Sounds like you didn't connect the PAC RCAs correctly. Double check those. Ignore the manual here. Simply fade to each channel completely, and keep swapping RCAs until you get the sound coming out of the correct channel. Repeat for all other channels.

When you fade to the front completely, only your tweeters and door speakers should be playing, and when you fade to the rear completely, only your subs should be playing. 

Once that's done, check in the minidsp tabs to make sure none of your channels are muted. We'll figure out the rest from there.

Sent from my myTouch_4G_Slide using AutoGuide.Com Free App


----------



## HellaciousA (Oct 7, 2011)

Thanks, yeah it was a pretty noob mistake on my part. I got the fade and balance issues sorted out, and sound from all 4 speakers up front. Everything is out of tune though and not very loud. I just need to get a hold of a laptop so I can start tuning everything now.


----------



## XtremeRevolution (Jan 19, 2012)

HellaciousA said:


> Thanks, yeah it was a pretty noob mistake on my part. I got the fade and balance issues sorted out, and sound from all 4 speakers up front. Everything is out of tune though and not very loud. I just need to get a hold of a laptop so I can start tuning everything now.

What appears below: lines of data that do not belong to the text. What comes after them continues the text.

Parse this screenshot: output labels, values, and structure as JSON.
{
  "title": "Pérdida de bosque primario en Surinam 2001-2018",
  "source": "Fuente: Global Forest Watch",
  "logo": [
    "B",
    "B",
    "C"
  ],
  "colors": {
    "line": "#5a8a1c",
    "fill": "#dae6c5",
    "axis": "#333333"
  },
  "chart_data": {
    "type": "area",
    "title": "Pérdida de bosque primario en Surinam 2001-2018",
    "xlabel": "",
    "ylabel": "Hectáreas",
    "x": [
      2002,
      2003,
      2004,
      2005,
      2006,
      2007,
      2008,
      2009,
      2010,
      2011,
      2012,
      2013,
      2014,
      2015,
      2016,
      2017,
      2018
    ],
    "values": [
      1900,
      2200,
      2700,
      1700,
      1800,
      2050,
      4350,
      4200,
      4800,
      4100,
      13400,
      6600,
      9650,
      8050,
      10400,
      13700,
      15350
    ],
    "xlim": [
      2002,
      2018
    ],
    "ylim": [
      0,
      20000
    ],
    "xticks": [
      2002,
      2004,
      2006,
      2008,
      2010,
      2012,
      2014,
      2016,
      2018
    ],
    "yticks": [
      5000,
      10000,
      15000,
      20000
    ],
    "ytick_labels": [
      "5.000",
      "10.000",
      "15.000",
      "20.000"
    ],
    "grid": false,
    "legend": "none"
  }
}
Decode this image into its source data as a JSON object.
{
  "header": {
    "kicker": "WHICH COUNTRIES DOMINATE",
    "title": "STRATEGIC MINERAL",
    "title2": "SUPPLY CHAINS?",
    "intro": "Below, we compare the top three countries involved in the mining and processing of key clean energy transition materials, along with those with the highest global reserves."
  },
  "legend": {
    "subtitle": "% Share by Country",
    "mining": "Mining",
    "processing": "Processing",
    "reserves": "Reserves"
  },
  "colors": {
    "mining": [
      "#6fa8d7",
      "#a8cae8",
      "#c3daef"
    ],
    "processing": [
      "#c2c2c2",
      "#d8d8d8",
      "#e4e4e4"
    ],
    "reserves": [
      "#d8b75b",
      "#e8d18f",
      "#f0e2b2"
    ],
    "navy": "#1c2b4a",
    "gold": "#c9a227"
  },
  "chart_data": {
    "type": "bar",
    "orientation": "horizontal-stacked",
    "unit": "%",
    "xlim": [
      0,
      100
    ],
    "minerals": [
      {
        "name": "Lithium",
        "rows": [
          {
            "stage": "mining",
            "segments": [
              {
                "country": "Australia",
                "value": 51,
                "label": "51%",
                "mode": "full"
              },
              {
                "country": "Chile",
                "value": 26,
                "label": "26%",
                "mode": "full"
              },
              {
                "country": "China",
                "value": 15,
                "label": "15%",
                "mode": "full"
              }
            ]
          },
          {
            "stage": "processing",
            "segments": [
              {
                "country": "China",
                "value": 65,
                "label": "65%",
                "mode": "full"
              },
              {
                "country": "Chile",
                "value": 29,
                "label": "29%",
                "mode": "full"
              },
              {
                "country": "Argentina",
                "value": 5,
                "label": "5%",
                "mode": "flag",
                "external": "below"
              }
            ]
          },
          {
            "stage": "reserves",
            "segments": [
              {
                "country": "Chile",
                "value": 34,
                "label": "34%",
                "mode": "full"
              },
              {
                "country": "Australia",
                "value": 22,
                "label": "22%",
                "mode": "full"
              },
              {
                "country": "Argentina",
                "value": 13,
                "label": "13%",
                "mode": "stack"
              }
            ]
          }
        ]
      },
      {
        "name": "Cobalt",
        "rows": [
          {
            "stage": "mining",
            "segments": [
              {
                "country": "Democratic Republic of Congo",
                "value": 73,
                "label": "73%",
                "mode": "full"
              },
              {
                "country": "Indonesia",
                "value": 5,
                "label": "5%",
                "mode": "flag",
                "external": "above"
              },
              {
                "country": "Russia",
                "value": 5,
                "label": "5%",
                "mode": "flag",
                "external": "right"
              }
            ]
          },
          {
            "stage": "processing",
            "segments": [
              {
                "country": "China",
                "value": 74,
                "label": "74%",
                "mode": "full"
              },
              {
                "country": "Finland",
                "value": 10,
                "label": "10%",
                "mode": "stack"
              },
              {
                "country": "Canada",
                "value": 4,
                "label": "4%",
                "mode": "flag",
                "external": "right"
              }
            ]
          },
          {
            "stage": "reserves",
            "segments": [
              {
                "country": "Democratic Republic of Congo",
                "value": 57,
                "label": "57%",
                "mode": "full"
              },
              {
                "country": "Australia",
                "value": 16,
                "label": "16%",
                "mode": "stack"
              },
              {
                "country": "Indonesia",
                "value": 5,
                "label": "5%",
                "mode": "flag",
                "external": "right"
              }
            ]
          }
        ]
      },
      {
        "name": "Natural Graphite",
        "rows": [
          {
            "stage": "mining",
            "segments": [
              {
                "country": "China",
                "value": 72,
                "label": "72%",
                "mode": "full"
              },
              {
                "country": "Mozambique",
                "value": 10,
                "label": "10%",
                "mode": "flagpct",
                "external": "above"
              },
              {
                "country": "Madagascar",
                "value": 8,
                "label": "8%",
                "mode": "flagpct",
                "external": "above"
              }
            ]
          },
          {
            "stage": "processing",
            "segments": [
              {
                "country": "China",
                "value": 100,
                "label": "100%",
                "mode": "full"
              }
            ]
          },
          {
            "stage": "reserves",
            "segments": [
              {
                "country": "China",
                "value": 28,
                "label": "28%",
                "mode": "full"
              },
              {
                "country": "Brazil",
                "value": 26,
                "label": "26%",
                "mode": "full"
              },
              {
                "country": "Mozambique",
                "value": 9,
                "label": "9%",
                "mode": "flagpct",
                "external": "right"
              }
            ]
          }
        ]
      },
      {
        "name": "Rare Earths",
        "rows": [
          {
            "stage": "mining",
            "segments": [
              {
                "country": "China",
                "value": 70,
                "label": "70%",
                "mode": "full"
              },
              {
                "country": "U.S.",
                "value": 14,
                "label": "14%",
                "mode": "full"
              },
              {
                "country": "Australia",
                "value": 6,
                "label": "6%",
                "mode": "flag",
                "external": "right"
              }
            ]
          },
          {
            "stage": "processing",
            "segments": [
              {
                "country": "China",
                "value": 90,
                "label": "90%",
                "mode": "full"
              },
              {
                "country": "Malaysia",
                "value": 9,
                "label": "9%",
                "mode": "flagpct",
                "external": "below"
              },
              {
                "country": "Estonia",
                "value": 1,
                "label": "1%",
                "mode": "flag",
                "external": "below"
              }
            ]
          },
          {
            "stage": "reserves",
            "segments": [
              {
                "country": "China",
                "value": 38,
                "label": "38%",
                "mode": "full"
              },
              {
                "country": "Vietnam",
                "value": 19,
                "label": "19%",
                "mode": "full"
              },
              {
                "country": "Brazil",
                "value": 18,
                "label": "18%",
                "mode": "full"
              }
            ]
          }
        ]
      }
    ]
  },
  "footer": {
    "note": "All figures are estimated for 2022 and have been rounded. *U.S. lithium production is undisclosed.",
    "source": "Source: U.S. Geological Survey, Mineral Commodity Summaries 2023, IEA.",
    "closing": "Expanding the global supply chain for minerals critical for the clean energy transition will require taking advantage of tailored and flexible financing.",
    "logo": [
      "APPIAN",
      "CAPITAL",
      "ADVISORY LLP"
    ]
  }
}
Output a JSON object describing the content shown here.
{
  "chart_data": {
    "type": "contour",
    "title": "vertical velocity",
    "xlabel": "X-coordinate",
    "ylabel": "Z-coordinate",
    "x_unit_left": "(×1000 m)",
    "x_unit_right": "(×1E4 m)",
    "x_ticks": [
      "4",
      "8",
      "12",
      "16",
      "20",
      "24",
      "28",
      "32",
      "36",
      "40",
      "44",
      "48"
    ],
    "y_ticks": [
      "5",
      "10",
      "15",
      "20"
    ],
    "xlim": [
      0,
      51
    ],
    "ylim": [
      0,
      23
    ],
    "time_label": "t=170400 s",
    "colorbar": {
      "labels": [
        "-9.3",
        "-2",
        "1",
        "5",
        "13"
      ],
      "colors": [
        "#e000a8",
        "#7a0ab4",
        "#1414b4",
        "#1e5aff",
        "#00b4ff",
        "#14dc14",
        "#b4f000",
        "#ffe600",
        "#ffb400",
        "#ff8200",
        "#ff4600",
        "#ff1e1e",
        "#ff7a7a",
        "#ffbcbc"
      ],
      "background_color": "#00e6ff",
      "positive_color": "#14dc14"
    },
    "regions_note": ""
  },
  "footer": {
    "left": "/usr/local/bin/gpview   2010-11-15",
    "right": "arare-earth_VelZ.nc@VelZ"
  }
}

I'm pretty sure you can remove the miniDSP unit and tune it on a computer using just the USB cable to power it, then plug it back in when it's done. The power fitting for it is removable, so it makes disconnecting it very easy. 

You said Tang Band rear front speakers...didn't you go with the Silver Flutes? 

You'll want to set the gains on the PAC harness all the way up to maximum level, if you haven't already. Also, once you play around with the basic miniDSP plugin, I would highly recommend you buy the advanced 2-way plugin. It allows you to set a high pass on the door speakers (which will be more effective than the one on your 4-ch amp), which helps increase power handling and allows you to turn them up louder before they run out of excursion, and also allows you to run a lower tweeter crossover point due to being able to run a 48db/octave filter.

Looks like you started with BW filters. I'd set those to LR as you should be able to get a steeper slope that way.


----------



## HellaciousA (Oct 7, 2011)

I did go with Silver Flutes, must have been thinking about the tang bands for my other car. I do have the gains on the PAC harness all the way up, hopefully I'll have more time in the next few days to start with the tuning. I'm just glad the install is done finally.


----------